The U.S. government decided that no child would eat unless it got to claim the credit. And when that wasn’t possible—it chose flames over freedom.

And here’s what’s most telling: there was no outrage from the machine. There were no apologies. This was business as usual for a system that has always functioned by the logic of domination.

“The master’s tools will never dismantle the master’s house.” — Audre Lorde

This moment exposes the moral bankruptcy of capitalism in its purest form. Food—designed and designated to save lives—was transformed into waste rather than released outside the control of the state. That is not inefficiency. That is capitalism doing exactly what it’s designed to do.

It is important to understand that this is not an anomaly. It is a continuation of a long-standing doctrine: control resources, controlling people. Withhold medicine, withhold movement. Deny food, deny freedom. The plantation logic never died—it just evolved into policy.
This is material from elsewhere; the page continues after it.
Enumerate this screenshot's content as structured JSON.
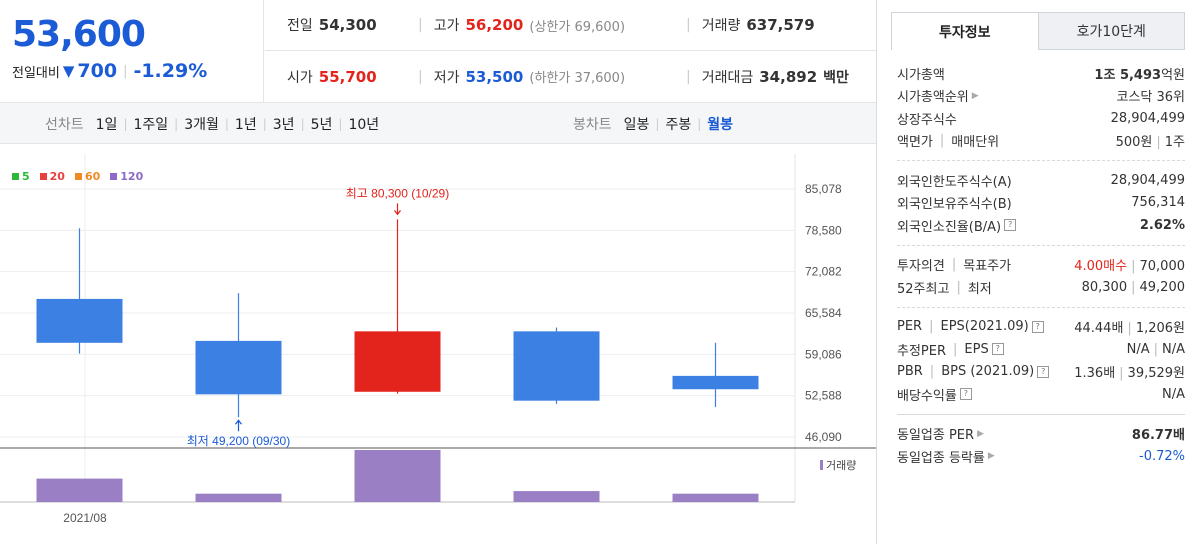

Black people have always lived under these conditions. For us, authoritarianism is not a looming threat, it is a lived reality. From the auction block to the prison cell, from sterilization wards to food deserts, our lives have always been shaped by forced deprivation and calculated abandonment.

“America has never been innocent. And God is not mocked for long.” — Cornel West

This is why we must build something entirely different. We cannot trust systems built on our subjugation to suddenly serve our survival. We must create our own.

Enter: BIT—Black Infrastructure Trust.

BIT is not charity. It is not a nonprofit. It is not beholden to grants, donors, or performative diversity slogans. It is a communalist institution—an ecosystem of survival built from the ground up, by us and for us.

When they burn food, BIT builds food sovereignty hubs. When they withhold aid, BIT builds distribution networks. When they cut power, BIT develops community-owned energy systems.

“The most potent weapon in the hands of the oppressor is the mind of the oppressed.” — Steve Biko

BIT breaks that mental grip by showing a different way is not only possible—it’s already in motion. We do not wait for policy changes. We build safety nets, knowledge centers, and supply lines that answer to no one but the people.

This chapter is not a lament. It is a signal. If they burn bread meant for children, they will burn anything—including the fragile belief that this system can be fixed.

But we are not waiting for them to fix it. We are building the future in the ashes of their empire.

BIT is the ark. Communalism is the compass. And we are the ones who will row.

“We are the ones we’ve been waiting for.” — June Jordan

The Warning and the Way Forward

If they burn food, they’ll burn futures.

If they incinerate aid, they’ll incinerate resistance.

But we are the fire they can’t control.

And BIT is how we build the shelter from the storm.

What I’m here to do is connect with the ones ready to move—ready to think differently, build differently, and live free on our own terms. This is about one thing:

Liberation under Black management.

Until the next episode:

Stay sharp. Stay Building. And stay Black on Purpose.